Thursday, January 14, 2016

Toward the end of the long path

My mom's battle with dementia is almost over.  January 1 began with a trip to the ER and has sifted down to waiting for my mother to float away.  I feel relief, sadness, exhaustion, and feelings of being completely overwhelmed.

Here's what I do not feel:  regret.  For that, I am grateful.

Watching the dementia take hold of her all those years ago and having to force her to face it for the sake of her safety and others was hard.  In fact, the battles with her and some family members changed me forever.  My children's entire lives have been dotted with things I wish they hadn't had to experience as I brought them with me to check in and to rescue with stealth.  I'm no freaky hero, and I've made many mistakes along the way, but I can honestly say that I did everything I could do as I was living through the last eleven years to help my mother to be safe, to feel loved, to not be left behind.  That while raising with my husband two empathetic, intelligent, soulful children.

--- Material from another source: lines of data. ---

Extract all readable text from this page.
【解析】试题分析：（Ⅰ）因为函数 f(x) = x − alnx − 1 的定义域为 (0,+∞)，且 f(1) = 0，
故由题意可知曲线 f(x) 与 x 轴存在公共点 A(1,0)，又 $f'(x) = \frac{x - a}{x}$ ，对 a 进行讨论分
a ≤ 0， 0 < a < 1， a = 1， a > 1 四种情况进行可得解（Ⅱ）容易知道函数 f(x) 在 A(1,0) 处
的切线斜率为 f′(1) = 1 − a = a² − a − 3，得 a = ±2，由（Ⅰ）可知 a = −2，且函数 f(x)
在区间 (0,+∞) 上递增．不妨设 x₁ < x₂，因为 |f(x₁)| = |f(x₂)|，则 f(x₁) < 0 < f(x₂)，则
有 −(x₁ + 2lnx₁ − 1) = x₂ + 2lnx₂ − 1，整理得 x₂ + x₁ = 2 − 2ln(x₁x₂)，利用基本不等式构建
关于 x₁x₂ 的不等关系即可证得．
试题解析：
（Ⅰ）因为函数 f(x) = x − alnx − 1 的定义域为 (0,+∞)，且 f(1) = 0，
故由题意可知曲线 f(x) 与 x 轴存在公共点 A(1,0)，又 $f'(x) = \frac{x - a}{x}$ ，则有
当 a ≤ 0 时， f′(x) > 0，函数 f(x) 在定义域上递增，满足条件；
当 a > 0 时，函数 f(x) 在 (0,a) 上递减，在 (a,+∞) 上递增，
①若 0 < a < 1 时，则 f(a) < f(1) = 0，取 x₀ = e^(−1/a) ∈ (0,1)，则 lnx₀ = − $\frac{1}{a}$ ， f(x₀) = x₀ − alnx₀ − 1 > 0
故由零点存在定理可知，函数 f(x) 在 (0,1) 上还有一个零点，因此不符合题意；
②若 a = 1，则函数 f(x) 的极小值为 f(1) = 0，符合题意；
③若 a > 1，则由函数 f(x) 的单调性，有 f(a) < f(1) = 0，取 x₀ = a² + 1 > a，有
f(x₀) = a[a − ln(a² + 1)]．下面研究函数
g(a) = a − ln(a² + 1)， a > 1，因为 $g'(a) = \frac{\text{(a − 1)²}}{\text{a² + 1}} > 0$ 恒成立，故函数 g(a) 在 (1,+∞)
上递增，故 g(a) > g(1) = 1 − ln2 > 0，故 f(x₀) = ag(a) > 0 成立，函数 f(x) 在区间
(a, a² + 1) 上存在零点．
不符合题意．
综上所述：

That is why there's no regret.  My heart is ready to let her go on to the next phase of her being, to leave behind the body and mind that must have so frustrated her.  Now though, her room is filled with peace that is so tangible that I know she's not alone.  I believe that someone is waiting for her just beyond a filmy curtain and that she will be ok.  Finally.

We will never be the same.  That is a fact.  I must believe that, while I cannot think of an ounce of good this disease did for my mother, it maybe gave my children and my husband and I a little more faith in the higher power, more patience, a greater sense of taking care of family, and the knowledge that being sad together is better than being happy alone.